You use more fat as fuel when you exercise slowly, but you lose more body fat when exercising intensely. High-intensity training, particularly when using interval training (bouts of intense exercise interrupted by rest), increases the release of fat from fat cells, fat use for fuel and metabolic rate after exercise more than low- or moderate-intensity exercise, so you lose more body fat. Also, high-intensity exercise decreases appetite more than moderate or low-intensity exercise.
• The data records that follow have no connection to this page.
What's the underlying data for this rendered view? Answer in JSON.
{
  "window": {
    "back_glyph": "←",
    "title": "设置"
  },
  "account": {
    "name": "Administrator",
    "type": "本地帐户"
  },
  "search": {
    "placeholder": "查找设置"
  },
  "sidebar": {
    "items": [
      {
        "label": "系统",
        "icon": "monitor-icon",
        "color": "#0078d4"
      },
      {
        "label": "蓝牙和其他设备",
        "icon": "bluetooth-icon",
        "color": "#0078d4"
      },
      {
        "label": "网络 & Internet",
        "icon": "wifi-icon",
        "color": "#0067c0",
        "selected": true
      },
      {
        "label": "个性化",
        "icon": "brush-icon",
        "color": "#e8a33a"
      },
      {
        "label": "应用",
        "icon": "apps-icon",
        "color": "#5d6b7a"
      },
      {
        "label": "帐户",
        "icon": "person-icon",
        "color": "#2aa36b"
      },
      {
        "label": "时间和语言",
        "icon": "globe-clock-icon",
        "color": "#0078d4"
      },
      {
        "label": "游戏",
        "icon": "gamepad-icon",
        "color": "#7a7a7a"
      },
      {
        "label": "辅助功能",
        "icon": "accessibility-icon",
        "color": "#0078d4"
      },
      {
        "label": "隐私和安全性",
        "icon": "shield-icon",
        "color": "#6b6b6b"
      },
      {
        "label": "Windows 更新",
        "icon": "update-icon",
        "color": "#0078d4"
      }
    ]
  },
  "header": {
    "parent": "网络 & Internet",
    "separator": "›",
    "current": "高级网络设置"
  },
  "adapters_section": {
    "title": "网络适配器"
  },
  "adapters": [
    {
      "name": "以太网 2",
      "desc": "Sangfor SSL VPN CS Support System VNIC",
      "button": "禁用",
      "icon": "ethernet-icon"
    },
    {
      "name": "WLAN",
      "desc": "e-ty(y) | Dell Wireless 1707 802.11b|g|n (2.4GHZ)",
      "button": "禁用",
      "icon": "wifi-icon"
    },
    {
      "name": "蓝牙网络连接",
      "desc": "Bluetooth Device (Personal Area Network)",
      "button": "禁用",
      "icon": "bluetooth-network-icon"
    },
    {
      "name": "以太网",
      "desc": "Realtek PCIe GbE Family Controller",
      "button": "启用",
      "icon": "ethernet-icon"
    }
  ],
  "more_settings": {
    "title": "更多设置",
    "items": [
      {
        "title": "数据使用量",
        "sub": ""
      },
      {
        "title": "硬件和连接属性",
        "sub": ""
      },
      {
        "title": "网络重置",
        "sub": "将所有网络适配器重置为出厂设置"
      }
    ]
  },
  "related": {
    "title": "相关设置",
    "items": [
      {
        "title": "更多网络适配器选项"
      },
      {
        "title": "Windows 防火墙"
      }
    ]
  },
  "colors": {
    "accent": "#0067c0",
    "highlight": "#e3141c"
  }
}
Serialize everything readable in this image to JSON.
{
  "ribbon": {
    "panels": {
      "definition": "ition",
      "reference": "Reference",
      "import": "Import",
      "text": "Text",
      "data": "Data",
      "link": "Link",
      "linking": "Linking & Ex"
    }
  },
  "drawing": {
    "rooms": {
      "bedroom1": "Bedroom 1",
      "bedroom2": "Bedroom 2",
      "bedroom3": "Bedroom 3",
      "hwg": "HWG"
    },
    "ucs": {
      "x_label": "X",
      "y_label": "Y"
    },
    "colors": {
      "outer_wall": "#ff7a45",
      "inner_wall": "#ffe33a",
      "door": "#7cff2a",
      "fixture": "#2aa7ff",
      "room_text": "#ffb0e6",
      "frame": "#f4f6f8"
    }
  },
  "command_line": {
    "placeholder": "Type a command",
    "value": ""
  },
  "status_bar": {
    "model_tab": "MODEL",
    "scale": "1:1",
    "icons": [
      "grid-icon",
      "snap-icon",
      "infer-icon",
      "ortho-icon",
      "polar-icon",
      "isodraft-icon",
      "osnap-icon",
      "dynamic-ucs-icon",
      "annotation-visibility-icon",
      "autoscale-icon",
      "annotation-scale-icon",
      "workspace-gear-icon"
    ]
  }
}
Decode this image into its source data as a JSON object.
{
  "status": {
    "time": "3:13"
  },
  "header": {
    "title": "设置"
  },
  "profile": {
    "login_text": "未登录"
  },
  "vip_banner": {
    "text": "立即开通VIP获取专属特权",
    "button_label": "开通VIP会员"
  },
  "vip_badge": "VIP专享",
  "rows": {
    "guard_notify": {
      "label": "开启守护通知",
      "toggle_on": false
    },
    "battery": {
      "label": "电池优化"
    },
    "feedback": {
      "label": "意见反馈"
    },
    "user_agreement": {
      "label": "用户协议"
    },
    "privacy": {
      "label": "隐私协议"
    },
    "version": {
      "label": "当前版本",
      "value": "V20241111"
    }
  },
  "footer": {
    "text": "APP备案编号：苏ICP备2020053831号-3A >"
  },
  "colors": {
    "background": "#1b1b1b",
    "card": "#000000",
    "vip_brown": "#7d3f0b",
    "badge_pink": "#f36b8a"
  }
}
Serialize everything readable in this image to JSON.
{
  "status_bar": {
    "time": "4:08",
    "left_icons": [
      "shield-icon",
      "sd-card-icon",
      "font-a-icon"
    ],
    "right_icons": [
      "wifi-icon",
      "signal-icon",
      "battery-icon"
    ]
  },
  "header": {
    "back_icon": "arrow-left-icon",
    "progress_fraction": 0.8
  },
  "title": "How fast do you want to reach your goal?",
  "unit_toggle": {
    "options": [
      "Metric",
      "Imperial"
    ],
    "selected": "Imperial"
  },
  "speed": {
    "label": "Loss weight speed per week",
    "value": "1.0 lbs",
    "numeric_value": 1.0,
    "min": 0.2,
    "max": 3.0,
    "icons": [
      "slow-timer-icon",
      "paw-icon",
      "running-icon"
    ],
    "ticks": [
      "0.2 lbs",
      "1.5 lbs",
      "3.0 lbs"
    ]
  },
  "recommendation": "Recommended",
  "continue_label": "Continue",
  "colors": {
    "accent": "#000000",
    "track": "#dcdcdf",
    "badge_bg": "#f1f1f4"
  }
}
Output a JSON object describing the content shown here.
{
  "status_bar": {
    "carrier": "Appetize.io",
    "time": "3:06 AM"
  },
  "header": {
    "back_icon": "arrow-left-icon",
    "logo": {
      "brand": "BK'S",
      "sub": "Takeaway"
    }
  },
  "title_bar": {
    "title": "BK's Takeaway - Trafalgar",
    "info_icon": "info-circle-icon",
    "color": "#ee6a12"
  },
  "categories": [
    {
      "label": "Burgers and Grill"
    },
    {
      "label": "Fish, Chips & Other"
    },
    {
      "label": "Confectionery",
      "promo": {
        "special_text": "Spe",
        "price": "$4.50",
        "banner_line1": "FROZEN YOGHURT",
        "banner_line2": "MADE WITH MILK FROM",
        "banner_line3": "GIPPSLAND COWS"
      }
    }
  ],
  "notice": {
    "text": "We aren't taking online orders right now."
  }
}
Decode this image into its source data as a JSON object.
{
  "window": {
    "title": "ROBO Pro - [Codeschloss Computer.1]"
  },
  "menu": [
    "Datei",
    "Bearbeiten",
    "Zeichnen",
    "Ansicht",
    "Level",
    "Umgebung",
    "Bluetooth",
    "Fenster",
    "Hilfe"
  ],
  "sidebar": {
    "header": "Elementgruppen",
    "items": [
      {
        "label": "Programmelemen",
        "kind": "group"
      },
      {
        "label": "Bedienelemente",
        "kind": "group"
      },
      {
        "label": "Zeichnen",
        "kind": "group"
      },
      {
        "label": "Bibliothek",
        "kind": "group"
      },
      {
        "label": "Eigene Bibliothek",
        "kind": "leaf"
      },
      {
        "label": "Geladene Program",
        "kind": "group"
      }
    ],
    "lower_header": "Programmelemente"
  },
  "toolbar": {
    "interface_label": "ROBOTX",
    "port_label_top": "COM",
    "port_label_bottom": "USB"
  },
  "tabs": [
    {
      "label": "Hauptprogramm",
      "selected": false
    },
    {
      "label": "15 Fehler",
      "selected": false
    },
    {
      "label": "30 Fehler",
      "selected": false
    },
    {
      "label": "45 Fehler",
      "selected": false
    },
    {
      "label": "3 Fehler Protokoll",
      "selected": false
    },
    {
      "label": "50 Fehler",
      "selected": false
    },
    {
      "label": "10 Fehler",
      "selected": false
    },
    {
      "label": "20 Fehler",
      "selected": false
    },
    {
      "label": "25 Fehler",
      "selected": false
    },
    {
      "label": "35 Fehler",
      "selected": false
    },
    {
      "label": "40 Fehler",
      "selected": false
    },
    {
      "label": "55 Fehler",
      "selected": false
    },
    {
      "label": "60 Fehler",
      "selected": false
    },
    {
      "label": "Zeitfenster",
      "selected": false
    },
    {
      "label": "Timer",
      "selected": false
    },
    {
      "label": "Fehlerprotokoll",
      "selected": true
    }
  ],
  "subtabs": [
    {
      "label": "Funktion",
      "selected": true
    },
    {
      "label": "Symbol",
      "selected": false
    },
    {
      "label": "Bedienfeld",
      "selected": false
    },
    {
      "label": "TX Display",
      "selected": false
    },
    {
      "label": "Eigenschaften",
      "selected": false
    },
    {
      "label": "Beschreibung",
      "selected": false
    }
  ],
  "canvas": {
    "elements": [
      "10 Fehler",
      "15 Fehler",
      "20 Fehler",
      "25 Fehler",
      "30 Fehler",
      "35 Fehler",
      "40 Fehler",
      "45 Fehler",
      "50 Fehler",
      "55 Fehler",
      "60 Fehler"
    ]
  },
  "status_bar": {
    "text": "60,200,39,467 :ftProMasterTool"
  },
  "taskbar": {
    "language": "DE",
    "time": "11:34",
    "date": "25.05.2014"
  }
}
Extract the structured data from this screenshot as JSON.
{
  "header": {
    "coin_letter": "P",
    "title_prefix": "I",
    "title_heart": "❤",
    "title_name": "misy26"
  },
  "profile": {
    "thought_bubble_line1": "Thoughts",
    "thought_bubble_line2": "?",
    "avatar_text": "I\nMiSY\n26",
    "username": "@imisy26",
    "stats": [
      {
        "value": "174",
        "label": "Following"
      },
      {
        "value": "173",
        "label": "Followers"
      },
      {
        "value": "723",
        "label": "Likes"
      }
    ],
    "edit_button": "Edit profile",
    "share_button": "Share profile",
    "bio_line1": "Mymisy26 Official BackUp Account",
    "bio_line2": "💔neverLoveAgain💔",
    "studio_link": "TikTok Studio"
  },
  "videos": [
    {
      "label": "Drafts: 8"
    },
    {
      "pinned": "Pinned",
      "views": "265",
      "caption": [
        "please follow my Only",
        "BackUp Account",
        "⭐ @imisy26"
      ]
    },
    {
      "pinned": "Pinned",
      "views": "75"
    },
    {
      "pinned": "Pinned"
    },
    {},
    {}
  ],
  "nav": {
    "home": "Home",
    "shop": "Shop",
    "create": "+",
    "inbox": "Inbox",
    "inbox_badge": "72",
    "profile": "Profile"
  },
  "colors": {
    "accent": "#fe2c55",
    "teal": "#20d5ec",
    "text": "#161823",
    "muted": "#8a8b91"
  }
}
The Secrets of ‘Successful Losers’
The National Weight Control Registry is a database of more than 5,000 people with a history of long-term successful weight loss and weight control. Ren Wing from Brown Medical School and James Hill from the University of Colorado founded it in 1994. Every year, participants answer a questionnaire about their weight control status and progress. The average person in the database lost 66 pounds and kept it off for more than five years. Weight loss varied from 30 to 300 pounds and the duration of successful weight loss maintenance ranged from one to 66 years. People also varied greatly in the rate at which they lost weight and the method they used to lose it. However, almost all the participants exercise regularly and cut down on caloric and fat intake. Here are the secrets of “successful losers”:
1. Almost all cut down on calorie intake to lose weight and continued eating fewer calories to maintain the weight loss.
2. Almost all exercised regularly. Most people chose walking as their main form of exercise, and 90 percent exercised an average of 1 hour per day.
3. Most (78 percent) ate breakfast every day.
4. Most (75 percent) weighed themselves at least once a week.
5. Most (62 percent) watched less than 10 hours of television per week.
You’re interested in the bottom line: Does the program help you lose fat and make you look lean? Overwhelmingly, research studies show that intense exercise is best for losing fat. Train intensely, combining aerobic exercise, interval training and weight training, and you will lose weight and keep it off. Combine your program with a reduced-calorie, well-balanced diet and most women will lose 10 pounds and a dress size in only eight weeks.